22 Jul 2011 11:07:32
Engineers urge caution over infrastructure levy
Friday 22 July: The Institution of Civil Engineers (ICE) has today made a second plea for government to protect what it says is 'a vital source of infrastructure funding' in the Localism Bill.
Amendments proposed to the bill in the House of Lords this week would allow the Community Infrastructure Levy (CIL), introduced in the Planning Act 2008 specifically to provide for vital new and upgraded infrastructure, to be opened up further for use by local authorities for other purposes.
In a letter to Rt Hon Eric Pickles MP, Secretary of State for the Department for Communities and Local Government (DCLG), ICE express extreme concern that the Government, represented by Earl Atlee, suggested that it was inclined to favour those amendments. It says that this could direct much-needed funding away from the provision of the essential infrastructure that underpins economic growth, both locally and nationally.
ICE vice president and chair of the ICE's localism panel Geoff French said: "ICE strongly believes this important funding stream must be protected for its original purpose, the provision of vital infrastructure. We fear, however, that there is a danger of it becoming simply a tax on development. Local authorities are already facing reduced budgets; if the CIL is weakened in this way it is likely to end up being used to plug funding gaps in other areas, and our nation’s infrastructure will suffer as a result."
The DCLG has previously estimated that by 2016 CIL could be worth £1bn per year. With government also estimating that £200bn needs to be invested in the UK’s infrastructure in next decade, ICE says the CIL will become an increasingly important funding stream.
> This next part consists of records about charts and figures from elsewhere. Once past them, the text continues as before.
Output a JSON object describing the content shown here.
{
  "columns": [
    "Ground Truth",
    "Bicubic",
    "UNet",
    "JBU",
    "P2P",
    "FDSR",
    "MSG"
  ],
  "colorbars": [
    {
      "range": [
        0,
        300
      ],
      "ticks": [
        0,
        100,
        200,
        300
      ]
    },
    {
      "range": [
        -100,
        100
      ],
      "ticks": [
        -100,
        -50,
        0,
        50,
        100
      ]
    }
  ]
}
Lord Jenkin of Roding tabled two amendments on behalf of ICE and supported by the Local Government Technical Advisers Group, the Chartered Institution of Highways & Transportation and Association of Directors of Environment, Economy, Planning and Transportation, seeking to clarify that the CIL would:
1. only be used for maintenance and development of new infrastructure, not revenue funding of existing infrastructure
2. be prevented from being used for purposes other than infrastructure needs if passed onto neighborhoods affected by the development as proposed
Speaking in the Lords debate, Lord Jenkin of Roding said: "The question is: can it be extended to something that is not infrastructure? I contend that the original intention of the Act was perfectly clear and that the answer to that has to be no.
"We have to be very careful. We are talking about very large sums of money. We have to get it right."
ICE expects that the purpose of the CIL will be given further consideration at the report stage in the autumn. In the meantime Institution representatives are meeting with Earl Attlee to discuss the issue further.
The British Chambers of Commerce and the British Property Federation have also expressed concern regarding the changes to the CIL. See notes.
Download ICE's briefing on the Community Infrastructure Levy.
Amendment 148ZZBC (to subsection (2A)(b) of the Bill) seeks to limit use of CIL for revenue purposes. ICE considers that our amendment reflects the current Government's stated purpose for CIL, the original justification for the Levy, and the importance of new and upgraded infrastructure. Without this amendment, we are concerned that existing budget pressures will mean little CIL is spend on the new and upgraded infrastructure it is intended for. Such infrastructure is, of course, an important underpinning for sustainable economic growth, quality of life and in meeting environmental challenges.
ADEPT (the Association of Directors of Environment, Economy, Planning and Transport (formerly the County Surveyors' Society)) and the CIHT (Chartered Institution of Highways and Transportation) support our amendment 148ZZBC.
Amendment 148ZZD (to subsection 4(2) of the Bill) seeks that CIL passed to others should still be spent on the infrastructure needs that justified the initial charging schedule. Planning authorities seeking income from CIL must gather objective evidence, consult on their proposals and have them independently inspected. ICE believes that only proposals which satisfy these criteria should be eligible for expenditure – by any party. Government has spoken of its intention to pass a "meaningful proportion" of CIL to neighbourhoods affected by development: ICE is simply concerned that it is still spent on the most important infrastructure and not seen as a cash windfall.
ADEPT, CIHT and TAG (local government’s Technical Advisory Group) support our amendment 148ZZD.